В XVIII веке, когда слободское строение Москвы упразднили, калачников здесь не осталось. О роде занятий былых жителей напоминает лишь название одного Калашного переулка.
Писатель Дмитрий Цицианов рассказывал о том, как князь Григорий Потемкин отправил его из Москвы в Петергоф доставить Екатерине II к завтраку любимые императрицей больше муромских московские горячие калачи: «ехал так скоро, что шпага беспрестанно стукала о верстовые столбы, и в Петергофе к завтраку Ее Величества подали калачи. В знак благодарности она дала Потемкину соболью шубу».
В XIX веке московские калачи приобрели феноменальную популярность благодаря сыну бывшего крепостного Калужской губернии Ивану Филиппову, отец которого в первопрестольной начинал с выпечки и продажи вразнос пирогов. Сам же крестьянский сын, ставший купцом и калачником, удостоился звания Поставщика двора Его Императорского Величества, считался первым хлебопеком Европы. По мнению Ивана Филиппова, секрет его успеха был в трех слагаемых: вода из Москвы-реки, добросовестные пекари и он сам. Подтверждением слов служит то, что для открытия первой пекарни Филиппова в Санкт-Петербурге воду для замеса теста привозили из Москвы в дубовых кадках. Благодаря особой заморозке обозы с «филипповскими калачами» доходили до Парижа и Сибири, там оттаивались на горячем полотенце и продавались как свежеиспеченные.

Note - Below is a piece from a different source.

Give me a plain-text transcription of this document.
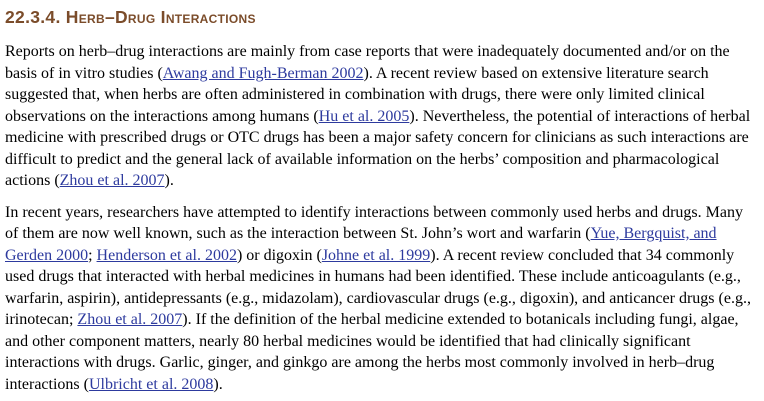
22.3.4. Herb–Drug Interactions

Reports on herb–drug interactions are mainly from case reports that were inadequately documented and/or on the basis of in vitro studies (Awang and Fugh-Berman 2002). A recent review based on extensive literature search suggested that, when herbs are often administered in combination with drugs, there were only limited clinical observations on the interactions among humans (Hu et al. 2005). Nevertheless, the potential of interactions of herbal medicine with prescribed drugs or OTC drugs has been a major safety concern for clinicians as such interactions are difficult to predict and the general lack of available information on the herbs’ composition and pharmacological actions (Zhou et al. 2007).

In recent years, researchers have attempted to identify interactions between commonly used herbs and drugs. Many of them are now well known, such as the interaction between St. John’s wort and warfarin (Yue, Bergquist, and Gerden 2000; Henderson et al. 2002) or digoxin (Johne et al. 1999). A recent review concluded that 34 commonly used drugs that interacted with herbal medicines in humans had been identified. These include anticoagulants (e.g., warfarin, aspirin), antidepressants (e.g., midazolam), cardiovascular drugs (e.g., digoxin), and anticancer drugs (e.g., irinotecan; Zhou et al. 2007). If the definition of the herbal medicine extended to botanicals including fungi, algae, and other component matters, nearly 80 herbal medicines would be identified that had clinically significant interactions with drugs. Garlic, ginger, and ginkgo are among the herbs most commonly involved in herb–drug interactions (Ulbricht et al. 2008).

Технология производства московских калачей практически совпадала с муромскими и коломенскими, а рецепт можно свободно прочесть в изданной накануне октябрьского переворота 1917 года книге преподавателя кулинарных курсов Александра Румянцева «Булочное и бараночное дело».
Революционные стачки, банкротство и последующая национализация пекарен разрушили филипповский бренд. Московский же калач (уже на дрожжах и с сахаром) в советское время массово выпекался на столичных хлебозаводах до 1960-х. Позднее объемы выпуска постоянно сокращались, а к моменту развала СССР производство совсем встало. Сегодня в популярных московских торговых сетях продаются некие хлебные кругляши, но их, напичканных химическими добавками и маргарином, признать калачами язык не поворачивается.
На улицах Саратова
Зато о Филипповых до сих пор помнят в Поволжье. В 1886 году один из представителей династии – Дмитрий Иванович – открыл в Саратове свою пекарню. От нее в регионе распространилась и до сих пор используется технология элитного хлебопечения. Какая? В Саратове в начале XXI веке я наблюдал такую сцену – парни на некоем уличном празднике в шутку силком усадили визжащую девицу на пшеничный «пенек» и пустились наутек. Дева, приплюснув своей пятой точкой хлебное изделие почти в лепешку, быстро вскочила и погналась за хохочущими озорниками. Между тем саратовский калач (а мятым оказался именно он) через некоторое время как ни в чем не бывало распрямился, приняв первозданную форму.
И в этом не было ничего необычного – еще в XIX веке упругостью проверяли качество испеченных саратовских калачей. Волжские хлебопеки, получив в 1897 году на выставке в Стокгольме золотые медали за лучшие образцы мучной продукции, для того, чтобы шире продвинуть саратовский калач на российский рынок, испекли чудо-гигант весом в 500 кг и высотой в сажень (сажень = 2,1336 м). Все желающие могли ходить и прыгать на калаче, который пружинил и неизменно восстанавливал свои габариты. Такой вот был до революции маркетинг, прославивший саратовский калач – хлеб, по форме совершенно не напоминающий амбарный замок, или пудовую гирю. Саратовский калач – это высокий пышный цилиндр с тоненькой хрустящей корочкой, визуально напоминающий пасхальный кулич.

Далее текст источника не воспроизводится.